NoxO1 Knockout Promotes Longevity in Mice

Abstract

According to the free radical theory of aging, reactive oxygen species (ROS) have been proposed to be a major cause of aging for a long time. Meanwhile, it became clear that ROS have diverse functions in a healthy organism. They act as second messengers, and as transient inhibitors of phosphatases and others. In fact, their detrimental role is highly dependent on the context of their production. NADPH oxidases (Nox) have been discovered as a controllable source of ROS. NoxO1 enables constitutive ROS formation by Nox1 by acting as a constitutively active cytosolic subunit of the complex. We previously found that both Nox1 and NoxO1 were highly expressed in the colon, and that NoxO1-/- deficiency reduces colon health. We hypothesized that a healthy colon potentially contributes to longevity and NoxO1 deficiency would reduce lifetime, at least in mouse. In contrast, here we provide evidence that the knockout of NoxO1 results in an elongated life expectancy of mice. No better endothelial function, nor an improved expression of genes related to longevity, such as Sirt1, were found, and therefore may not serve as an explanation for a longer life in NoxO1 deficiency. Rather minor systemic differences, such as lower body weight occur. As a potential reason for longer life, we suggest better DNA repair capacity in NoxO1 deficient mice. Although final fatal DNA damage appears similar between wildtype and NoxO1 knockout animals, we identified less intermediate DNA damage in colon cells of NoxO1-/- mice, while the number of cells with intact DNA is elevated in NoxO1-/- colons. We conclude that NoxO1 deficiency prolongs lifetime of mice, which correlates with less intermediate and potentially fixable DNA damage at least in colon cells.

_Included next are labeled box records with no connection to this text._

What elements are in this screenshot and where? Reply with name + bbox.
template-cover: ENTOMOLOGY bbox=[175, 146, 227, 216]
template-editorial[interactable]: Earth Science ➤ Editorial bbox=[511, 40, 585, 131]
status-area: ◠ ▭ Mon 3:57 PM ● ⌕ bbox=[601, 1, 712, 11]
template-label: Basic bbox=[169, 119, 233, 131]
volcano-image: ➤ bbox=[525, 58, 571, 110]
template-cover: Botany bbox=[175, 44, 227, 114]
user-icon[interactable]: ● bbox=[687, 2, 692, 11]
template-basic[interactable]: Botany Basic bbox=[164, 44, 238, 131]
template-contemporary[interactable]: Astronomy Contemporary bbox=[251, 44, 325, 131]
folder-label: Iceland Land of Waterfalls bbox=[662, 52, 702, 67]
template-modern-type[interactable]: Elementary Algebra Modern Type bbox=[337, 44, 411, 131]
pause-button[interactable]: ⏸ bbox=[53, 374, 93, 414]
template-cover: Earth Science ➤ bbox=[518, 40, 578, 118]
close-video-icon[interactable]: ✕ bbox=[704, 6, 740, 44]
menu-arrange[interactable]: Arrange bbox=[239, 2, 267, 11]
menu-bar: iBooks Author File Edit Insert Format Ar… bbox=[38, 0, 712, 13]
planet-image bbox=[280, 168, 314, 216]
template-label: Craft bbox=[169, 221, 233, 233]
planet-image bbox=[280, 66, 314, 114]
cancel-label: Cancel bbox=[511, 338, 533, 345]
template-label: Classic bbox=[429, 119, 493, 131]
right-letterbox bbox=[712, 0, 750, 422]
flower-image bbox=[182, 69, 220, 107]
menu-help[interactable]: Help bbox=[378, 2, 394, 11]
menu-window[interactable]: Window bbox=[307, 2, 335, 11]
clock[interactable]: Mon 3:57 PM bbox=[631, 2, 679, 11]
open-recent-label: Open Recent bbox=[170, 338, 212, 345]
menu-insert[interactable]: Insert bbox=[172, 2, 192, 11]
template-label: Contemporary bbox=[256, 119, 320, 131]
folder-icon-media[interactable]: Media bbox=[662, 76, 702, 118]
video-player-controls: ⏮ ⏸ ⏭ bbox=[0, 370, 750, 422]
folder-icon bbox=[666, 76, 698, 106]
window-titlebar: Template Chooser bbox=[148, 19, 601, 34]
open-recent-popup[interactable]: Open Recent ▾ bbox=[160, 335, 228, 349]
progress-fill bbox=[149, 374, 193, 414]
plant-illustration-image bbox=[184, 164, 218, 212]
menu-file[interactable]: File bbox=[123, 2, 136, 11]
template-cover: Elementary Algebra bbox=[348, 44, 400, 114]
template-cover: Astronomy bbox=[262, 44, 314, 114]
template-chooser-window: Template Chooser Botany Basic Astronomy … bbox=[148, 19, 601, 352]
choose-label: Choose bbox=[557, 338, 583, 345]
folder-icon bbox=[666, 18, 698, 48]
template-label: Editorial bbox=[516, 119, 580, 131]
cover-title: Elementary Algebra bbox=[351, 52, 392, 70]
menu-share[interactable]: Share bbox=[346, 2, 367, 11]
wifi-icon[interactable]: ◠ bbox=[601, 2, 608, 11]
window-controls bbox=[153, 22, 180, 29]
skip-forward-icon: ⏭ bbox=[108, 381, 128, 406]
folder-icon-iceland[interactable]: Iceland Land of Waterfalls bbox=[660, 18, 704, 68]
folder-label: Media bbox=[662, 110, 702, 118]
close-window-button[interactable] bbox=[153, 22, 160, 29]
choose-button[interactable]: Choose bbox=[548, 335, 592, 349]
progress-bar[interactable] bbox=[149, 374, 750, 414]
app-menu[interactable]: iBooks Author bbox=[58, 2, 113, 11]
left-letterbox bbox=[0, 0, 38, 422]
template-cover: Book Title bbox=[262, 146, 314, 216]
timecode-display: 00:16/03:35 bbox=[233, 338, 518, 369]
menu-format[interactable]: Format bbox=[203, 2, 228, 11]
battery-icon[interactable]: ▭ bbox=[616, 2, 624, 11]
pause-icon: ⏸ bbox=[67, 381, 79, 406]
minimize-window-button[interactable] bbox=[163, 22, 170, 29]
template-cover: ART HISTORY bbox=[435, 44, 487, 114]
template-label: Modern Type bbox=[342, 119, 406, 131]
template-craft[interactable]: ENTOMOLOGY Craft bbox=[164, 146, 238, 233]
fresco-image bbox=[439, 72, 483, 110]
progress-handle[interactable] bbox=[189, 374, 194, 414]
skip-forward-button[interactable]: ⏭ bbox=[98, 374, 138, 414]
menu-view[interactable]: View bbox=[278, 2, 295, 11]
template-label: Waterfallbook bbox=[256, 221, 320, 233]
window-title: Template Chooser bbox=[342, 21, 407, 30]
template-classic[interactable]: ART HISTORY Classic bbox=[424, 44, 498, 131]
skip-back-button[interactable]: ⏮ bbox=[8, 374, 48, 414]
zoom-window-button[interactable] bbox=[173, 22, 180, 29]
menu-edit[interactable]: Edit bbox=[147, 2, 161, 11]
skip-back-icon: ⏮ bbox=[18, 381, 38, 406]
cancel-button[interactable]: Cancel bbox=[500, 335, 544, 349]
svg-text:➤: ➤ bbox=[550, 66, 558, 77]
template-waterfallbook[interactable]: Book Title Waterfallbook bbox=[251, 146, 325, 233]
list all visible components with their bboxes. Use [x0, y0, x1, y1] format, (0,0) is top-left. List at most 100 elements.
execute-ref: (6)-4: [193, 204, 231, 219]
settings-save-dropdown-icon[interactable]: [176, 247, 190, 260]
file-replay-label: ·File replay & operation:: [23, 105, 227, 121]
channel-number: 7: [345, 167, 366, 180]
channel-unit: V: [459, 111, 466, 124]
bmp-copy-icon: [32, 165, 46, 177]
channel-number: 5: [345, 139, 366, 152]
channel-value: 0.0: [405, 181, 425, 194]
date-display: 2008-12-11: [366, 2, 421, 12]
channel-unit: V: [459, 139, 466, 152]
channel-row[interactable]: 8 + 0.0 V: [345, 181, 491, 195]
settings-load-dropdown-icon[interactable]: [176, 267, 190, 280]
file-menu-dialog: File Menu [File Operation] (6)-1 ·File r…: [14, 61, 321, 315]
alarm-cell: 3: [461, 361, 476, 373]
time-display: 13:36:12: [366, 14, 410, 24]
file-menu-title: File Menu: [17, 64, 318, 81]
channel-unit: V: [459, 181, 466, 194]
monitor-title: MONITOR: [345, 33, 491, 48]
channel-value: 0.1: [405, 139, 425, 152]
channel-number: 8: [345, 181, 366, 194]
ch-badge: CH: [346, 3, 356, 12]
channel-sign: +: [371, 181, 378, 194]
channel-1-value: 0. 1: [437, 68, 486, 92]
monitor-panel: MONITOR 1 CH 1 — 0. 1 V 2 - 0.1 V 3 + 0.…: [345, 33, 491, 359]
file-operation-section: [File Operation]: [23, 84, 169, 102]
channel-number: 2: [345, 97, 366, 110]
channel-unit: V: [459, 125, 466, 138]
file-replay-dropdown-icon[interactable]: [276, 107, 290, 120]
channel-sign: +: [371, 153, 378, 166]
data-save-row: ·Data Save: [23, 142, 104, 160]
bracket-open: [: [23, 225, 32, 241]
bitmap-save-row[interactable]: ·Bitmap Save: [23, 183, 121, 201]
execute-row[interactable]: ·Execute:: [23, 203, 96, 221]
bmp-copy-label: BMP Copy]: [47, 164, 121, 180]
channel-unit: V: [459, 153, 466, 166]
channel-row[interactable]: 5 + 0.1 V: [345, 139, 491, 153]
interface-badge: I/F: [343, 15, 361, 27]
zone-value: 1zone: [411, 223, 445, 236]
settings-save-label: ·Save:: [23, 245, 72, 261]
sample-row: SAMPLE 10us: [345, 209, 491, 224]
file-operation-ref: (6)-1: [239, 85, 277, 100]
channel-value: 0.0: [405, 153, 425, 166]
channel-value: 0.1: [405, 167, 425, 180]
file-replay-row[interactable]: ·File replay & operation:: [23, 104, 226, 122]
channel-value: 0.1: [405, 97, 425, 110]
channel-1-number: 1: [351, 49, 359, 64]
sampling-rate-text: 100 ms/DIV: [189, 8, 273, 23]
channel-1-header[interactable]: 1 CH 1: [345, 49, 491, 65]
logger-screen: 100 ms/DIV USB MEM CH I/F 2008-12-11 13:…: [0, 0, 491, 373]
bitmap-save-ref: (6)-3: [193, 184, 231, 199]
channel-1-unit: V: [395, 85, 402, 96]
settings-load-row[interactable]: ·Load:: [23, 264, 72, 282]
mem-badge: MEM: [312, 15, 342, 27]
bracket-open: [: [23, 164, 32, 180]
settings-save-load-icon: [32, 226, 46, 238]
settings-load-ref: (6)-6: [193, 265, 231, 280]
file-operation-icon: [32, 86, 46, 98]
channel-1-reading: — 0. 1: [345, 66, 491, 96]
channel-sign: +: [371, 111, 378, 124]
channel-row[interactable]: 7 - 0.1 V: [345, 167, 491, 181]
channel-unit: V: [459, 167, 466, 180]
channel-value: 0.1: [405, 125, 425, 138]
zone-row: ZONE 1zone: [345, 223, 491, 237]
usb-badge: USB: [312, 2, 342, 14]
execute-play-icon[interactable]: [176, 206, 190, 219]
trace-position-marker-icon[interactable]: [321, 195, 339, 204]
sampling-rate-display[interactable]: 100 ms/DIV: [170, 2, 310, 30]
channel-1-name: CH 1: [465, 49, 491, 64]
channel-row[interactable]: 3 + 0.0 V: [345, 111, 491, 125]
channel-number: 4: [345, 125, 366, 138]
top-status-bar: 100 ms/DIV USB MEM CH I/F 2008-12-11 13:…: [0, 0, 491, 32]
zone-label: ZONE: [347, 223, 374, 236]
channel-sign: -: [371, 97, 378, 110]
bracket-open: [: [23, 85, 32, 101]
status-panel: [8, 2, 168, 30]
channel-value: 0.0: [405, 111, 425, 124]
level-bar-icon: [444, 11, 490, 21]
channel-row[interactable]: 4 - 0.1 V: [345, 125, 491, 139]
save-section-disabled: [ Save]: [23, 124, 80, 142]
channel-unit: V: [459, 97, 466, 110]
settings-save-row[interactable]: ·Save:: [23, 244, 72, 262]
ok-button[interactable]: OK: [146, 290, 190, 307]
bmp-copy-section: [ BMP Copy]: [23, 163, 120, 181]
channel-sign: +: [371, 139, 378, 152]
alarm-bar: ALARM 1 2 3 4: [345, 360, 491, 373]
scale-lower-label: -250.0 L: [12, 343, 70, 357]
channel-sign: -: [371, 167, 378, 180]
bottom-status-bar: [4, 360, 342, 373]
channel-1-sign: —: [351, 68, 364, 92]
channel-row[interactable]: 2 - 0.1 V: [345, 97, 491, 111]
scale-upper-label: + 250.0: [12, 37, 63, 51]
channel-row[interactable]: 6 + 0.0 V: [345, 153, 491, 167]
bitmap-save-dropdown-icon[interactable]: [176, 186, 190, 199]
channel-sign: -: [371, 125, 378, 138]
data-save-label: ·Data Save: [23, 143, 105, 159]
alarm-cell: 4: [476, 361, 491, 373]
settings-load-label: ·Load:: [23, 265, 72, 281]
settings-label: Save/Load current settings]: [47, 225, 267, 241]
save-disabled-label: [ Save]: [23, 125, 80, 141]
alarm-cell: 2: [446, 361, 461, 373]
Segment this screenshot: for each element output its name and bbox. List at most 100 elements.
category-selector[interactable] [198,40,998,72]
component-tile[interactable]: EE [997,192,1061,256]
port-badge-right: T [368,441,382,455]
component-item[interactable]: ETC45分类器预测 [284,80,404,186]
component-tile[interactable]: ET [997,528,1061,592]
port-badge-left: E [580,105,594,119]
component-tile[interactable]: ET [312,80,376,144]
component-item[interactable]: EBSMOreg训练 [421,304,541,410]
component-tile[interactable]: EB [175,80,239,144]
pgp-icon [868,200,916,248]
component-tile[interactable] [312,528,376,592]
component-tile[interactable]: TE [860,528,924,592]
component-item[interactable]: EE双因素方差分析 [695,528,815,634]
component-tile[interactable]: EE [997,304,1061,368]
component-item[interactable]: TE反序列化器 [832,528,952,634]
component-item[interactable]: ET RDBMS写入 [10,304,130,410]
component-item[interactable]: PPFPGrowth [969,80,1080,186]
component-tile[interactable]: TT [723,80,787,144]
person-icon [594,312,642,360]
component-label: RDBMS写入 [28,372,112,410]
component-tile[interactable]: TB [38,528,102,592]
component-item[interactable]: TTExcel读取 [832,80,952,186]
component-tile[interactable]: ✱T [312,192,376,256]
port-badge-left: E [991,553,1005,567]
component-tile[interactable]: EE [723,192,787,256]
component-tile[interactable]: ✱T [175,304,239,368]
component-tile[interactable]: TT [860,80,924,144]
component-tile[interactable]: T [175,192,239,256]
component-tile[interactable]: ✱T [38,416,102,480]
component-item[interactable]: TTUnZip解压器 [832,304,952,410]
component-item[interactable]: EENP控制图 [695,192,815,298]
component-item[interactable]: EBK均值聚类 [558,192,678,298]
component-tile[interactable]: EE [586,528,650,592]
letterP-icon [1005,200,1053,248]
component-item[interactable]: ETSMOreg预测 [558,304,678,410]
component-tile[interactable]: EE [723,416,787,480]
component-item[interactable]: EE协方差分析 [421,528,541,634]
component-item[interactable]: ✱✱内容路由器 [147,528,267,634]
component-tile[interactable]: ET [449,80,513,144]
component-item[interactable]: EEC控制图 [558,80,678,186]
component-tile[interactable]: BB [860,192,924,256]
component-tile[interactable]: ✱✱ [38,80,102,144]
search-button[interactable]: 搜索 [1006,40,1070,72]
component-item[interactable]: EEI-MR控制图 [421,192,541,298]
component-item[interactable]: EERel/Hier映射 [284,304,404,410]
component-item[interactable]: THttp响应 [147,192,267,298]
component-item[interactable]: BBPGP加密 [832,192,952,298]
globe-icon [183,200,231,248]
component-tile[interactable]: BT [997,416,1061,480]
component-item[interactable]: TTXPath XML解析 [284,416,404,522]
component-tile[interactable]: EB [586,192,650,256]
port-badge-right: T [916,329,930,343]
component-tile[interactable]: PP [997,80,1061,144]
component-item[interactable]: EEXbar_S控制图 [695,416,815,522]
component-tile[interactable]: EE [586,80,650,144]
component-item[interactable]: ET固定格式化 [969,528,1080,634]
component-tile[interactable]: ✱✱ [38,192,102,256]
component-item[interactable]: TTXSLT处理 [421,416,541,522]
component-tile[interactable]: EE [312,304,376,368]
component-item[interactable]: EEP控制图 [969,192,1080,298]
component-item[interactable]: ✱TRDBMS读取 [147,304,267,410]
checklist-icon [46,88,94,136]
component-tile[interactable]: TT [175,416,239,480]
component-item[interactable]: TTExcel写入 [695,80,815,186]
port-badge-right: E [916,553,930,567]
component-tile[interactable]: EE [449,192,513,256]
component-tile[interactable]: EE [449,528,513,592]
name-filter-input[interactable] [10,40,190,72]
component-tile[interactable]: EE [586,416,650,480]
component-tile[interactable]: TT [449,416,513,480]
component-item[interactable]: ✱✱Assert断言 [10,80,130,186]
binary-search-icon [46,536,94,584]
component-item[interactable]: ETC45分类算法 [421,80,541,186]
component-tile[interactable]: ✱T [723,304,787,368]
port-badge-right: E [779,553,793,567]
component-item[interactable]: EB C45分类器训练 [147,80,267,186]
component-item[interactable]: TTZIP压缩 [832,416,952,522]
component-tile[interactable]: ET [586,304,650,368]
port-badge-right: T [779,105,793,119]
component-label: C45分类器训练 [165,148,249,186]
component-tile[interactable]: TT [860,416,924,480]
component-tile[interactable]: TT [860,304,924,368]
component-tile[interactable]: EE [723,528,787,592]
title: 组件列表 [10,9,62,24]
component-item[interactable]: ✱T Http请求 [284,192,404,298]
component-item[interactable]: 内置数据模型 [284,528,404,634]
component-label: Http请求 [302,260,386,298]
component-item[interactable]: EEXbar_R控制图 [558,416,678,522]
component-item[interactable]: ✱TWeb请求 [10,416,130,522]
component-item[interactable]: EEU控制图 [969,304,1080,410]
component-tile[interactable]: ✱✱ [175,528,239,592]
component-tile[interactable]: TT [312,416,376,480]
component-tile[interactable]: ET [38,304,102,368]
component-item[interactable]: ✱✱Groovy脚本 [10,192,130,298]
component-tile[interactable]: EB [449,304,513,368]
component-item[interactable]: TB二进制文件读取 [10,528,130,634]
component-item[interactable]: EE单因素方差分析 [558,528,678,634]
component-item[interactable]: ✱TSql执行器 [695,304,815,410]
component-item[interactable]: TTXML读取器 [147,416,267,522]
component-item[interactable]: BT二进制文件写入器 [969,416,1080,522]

Keywords: NADPH oxidase; NoxO1; longevity; mice.

Figure 1

(A) Kaplan–Meyer curve for survival; (B) body weight development; and (C) femur length at the age of 12 weeks of male wildtype and NoxO1-/- mice. n = 9–10; * p < 0.05.

Figure 2

mRNA expression of (A) sirtuin1 and (B) PGC1α in the organs indicated. n = 5 (5 male mice at the age of 12 weeks with 4 quantitative PCRs for each organ).

Figure 3

Vessel function with (A) contraction in response to phenylephrine and (B) relaxation in response to acetylcholine at the concentrations indicated. (C) L-NA induced contraction as measure of NO formation. n = 10; male mice at the age of 12 weeks.

Figure 4

(A) Comet assay of isolated enterocytes of male mice at the age of 12 weeks with representative pictures and statistics. n = 5 (5 mice with 5 pictures for individual means); (B) QPCR for the genes indicated in colon tissue of 7 mice; * p < 0.05. (C) BioGRID 3.5 based network of potential binding partners of NoxO1 and Venn diagram of secondary interaction partners (VIB/UGent; Bioinformatics and Systems Biology; Gent; BELGIUM).